Efficient reuse and variability management for cyber-physical production system families

Abstract

Today, the demand for highly individualized products, such as cars, increases product variants and drives flexible and reconfigurable manufacturing. Cyber-Physical Production Systems (CPPSs), like automated car factories, are software-intensive systems using modern techniques. They contain production resources, like robots, executing processes such as welding car parts manufacturing customizable products. During CPPS engineering, domain experts aim to systematically and efficiently reuse artifacts, building CPPS families with common and variable features, like work lines with similar resources. However, CPPS engineering involves multiple disciplines, such as mechanical and electrical engineering, creating challenges like discipline-specific implicit knowledge and inefficient, manual processes.

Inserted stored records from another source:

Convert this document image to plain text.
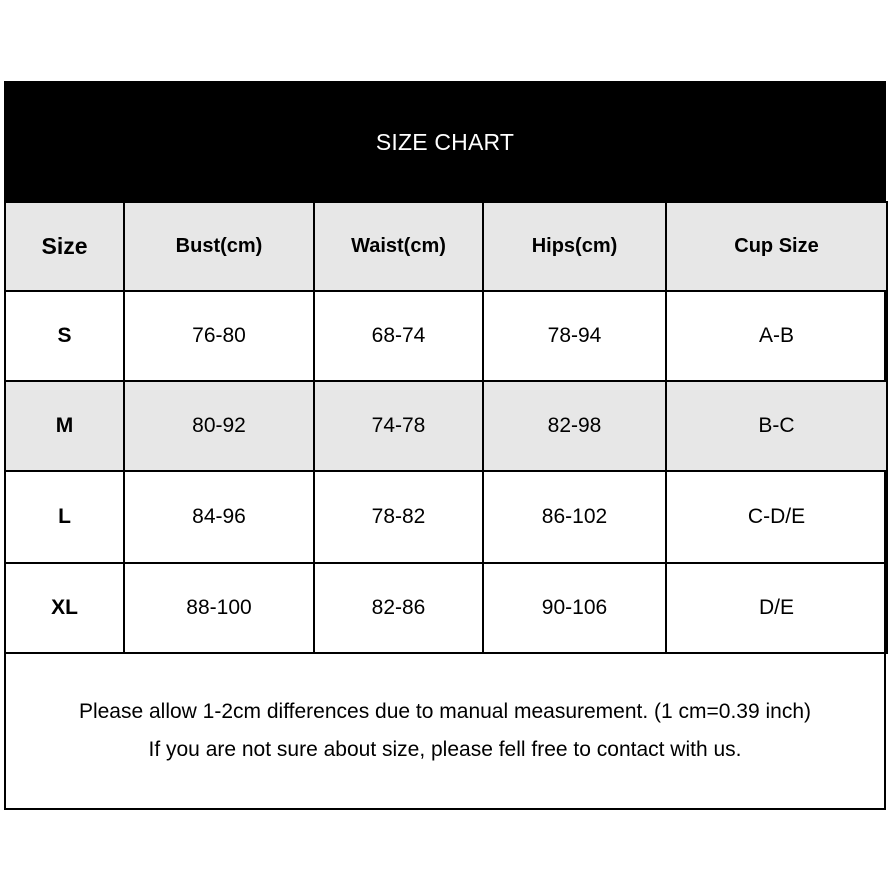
SIZE CHART
Size	Bust(cm)	Waist(cm)	Hips(cm)	Cup Size
S	76-80	68-74	78-94	A-B
M	80-92	74-78	82-98	B-C
L	84-96	78-82	86-102	C-D/E
XL	88-100	82-86	90-106	D/E
Please allow 1-2cm differences due to manual measurement. (1 cm=0.39 inch)
If you are not sure about size, please fell free to contact with us.
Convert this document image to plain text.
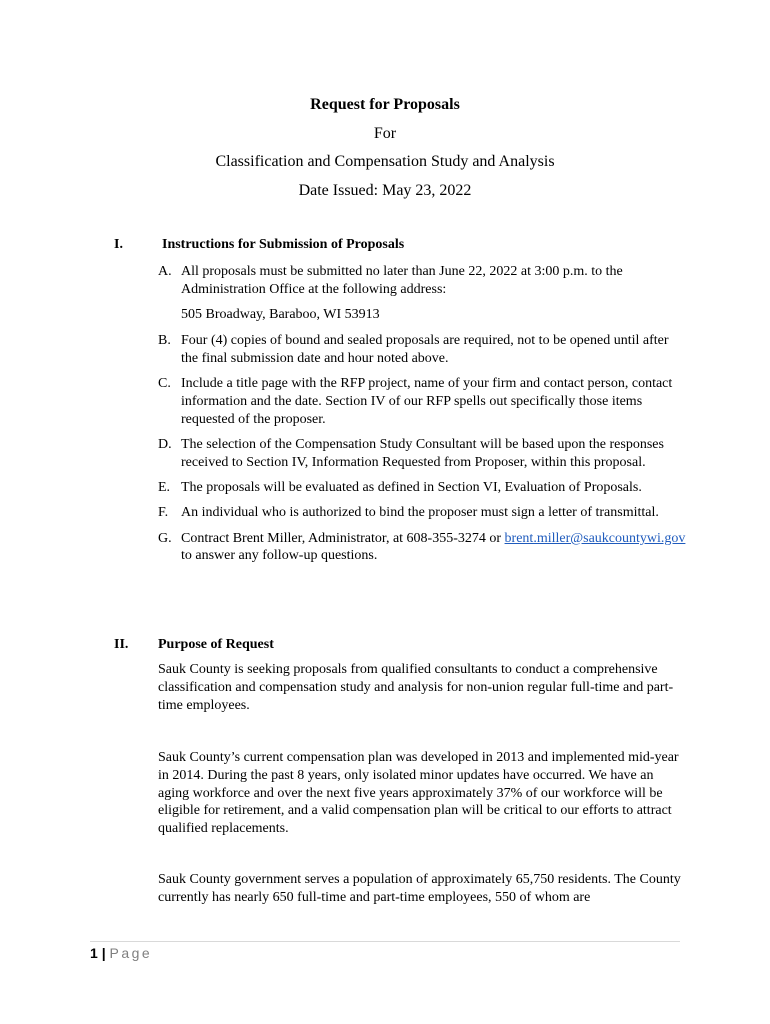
Request for Proposals
For
Classification and Compensation Study and Analysis
Date Issued: May 23, 2022
I.	Instructions for Submission of Proposals
A. All proposals must be submitted no later than June 22, 2022 at 3:00 p.m. to the Administration Office at the following address:
505 Broadway, Baraboo, WI 53913
B. Four (4) copies of bound and sealed proposals are required, not to be opened until after the final submission date and hour noted above.
C. Include a title page with the RFP project, name of your firm and contact person, contact information and the date. Section IV of our RFP spells out specifically those items requested of the proposer.
D. The selection of the Compensation Study Consultant will be based upon the responses received to Section IV, Information Requested from Proposer, within this proposal.
E. The proposals will be evaluated as defined in Section VI, Evaluation of Proposals.
F. An individual who is authorized to bind the proposer must sign a letter of transmittal.
G. Contract Brent Miller, Administrator, at 608-355-3274 or brent.miller@saukcountywi.gov to answer any follow-up questions.
II. Purpose of Request
Sauk County is seeking proposals from qualified consultants to conduct a comprehensive classification and compensation study and analysis for non-union regular full-time and part-time employees.
Sauk County’s current compensation plan was developed in 2013 and implemented mid-year in 2014. During the past 8 years, only isolated minor updates have occurred. We have an aging workforce and over the next five years approximately 37% of our workforce will be eligible for retirement, and a valid compensation plan will be critical to our efforts to attract qualified replacements.
Sauk County government serves a population of approximately 65,750 residents. The County currently has nearly 650 full-time and part-time employees, 550 of whom are
1 | Page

However, separating discipline-specific concerns is crucial for agile CPPS engineering. This thesis addresses these challenges with a multifaceted approach. It aims to establish explicit production knowledge models to support multidisciplinary CPPS knowledge exchange. It explores designing methods, reference models, and design patterns for advanced engineering applications to enhance communication and coordination. It further develops integrated reuse and variability management to improve CPPS family design efficiency.The thesis contributes several models and methods. The superimposed Product-Process-Resource (PPR) model visually represents PPR with variability. The PPR meta-model formalizes this repre- sentation, while the PPR Domain-Specific Language externalizes implicit knowledge. For advanced applications, the Industrie 4.0 Asset Network meta-model and I4AN reference model improve coordination. Basic design patterns address recurring engineering problems. The Capability & Skill Reuse framework facilitates systematic reuse. The Extended Iterative Process Sequence Exploration (EIPSE) approach manages the integrated variability that PPRs spawn in CPPS families. This way, it addresses the essential three dimensions of CPPS variability including production process sequences. Evaluation through mixed methods, including domain analyses and case studies, showed effective externalization of knowledge, improved communication, and efficient configuration of CPPS variability. The EIPSE enables the reuse of knowledge and artifact management, reducing design effort for CPPS families.